The Haitians are resilient happy people....while we cared for the post-op patients late at night, I got a chance to get to know them better, seeing their graciousness and gratitude for any measure of kindness that we showed to them...they sing together in the port-op ward at times, comforting one another (and the care-givers).
Teams of relief working continue to flow into Haiti. We will have another Austin Texas team replace us on Saturday. This was quickly arranged in the lasr 2 days by the mission here, with a focus upon changing the mix of medical providers from surgical to more wound management (surgical debridement, IV and oral antibiotics, dressing changes, etc). In another four to six weeks we will need to focus on cast removals and rehabilitation of weakened limbs.
One of the greatest needs Haiti will have in the intermediate phase of this disaster is the wound care for all of the amputees, fractures with open sores and lacerations that weren't suture due to infection, etc. Additionally, rehabilitation for all of the orthopedic trauma and prosthetics will be a huge opportunity for helping people (particularly the children and young adults) get back to their lives. We should all consider working with Haitian non-profits to build regional rehabilitation/prothsesis and wound management centers could be established in multiple locations around the capital and the countryside to help Haiti....along with rebuilding homes, schools, churches and hospitals with more stable and secure building techniques.

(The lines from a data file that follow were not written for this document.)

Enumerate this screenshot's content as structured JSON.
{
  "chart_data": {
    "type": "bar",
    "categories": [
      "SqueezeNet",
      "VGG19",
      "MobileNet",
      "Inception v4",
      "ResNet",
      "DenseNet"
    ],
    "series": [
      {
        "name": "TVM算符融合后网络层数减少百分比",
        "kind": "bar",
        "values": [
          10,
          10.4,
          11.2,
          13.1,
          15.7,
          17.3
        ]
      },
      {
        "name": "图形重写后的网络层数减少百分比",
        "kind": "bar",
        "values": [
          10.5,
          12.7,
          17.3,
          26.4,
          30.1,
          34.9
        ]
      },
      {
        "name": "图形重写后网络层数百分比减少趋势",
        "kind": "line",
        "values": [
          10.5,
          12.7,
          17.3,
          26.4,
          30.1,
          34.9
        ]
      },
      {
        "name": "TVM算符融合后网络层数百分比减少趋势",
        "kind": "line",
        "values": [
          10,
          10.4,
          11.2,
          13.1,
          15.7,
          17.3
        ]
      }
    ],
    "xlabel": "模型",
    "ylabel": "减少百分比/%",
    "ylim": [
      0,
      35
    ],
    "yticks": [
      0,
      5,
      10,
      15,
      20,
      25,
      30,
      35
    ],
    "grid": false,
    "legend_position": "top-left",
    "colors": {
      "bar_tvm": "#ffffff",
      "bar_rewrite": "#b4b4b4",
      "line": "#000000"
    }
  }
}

Let me close by saying that I am very excited to come home (we hope to leave this afternnon). The intensity of the work of immediate relief (not to mention the amazing sites, sounds and smells) is difficult to sustain for long periods....our team is exhausted (7 flew home yesterday on a hastily arranged flight) and waiting anxiously for the replacements to arrive. It goes without saying I think that I am leaving with the desire to return as soon as possible to help in these efforts during the long road to recovery.
The Haitian people love to sing about their love for God, and it is not uncommon to hear those sounds around here as well. They have taught me to be more thankful and to see God's hand even in suffering. It is these moments that can teach us all about how we might bring our faith into action.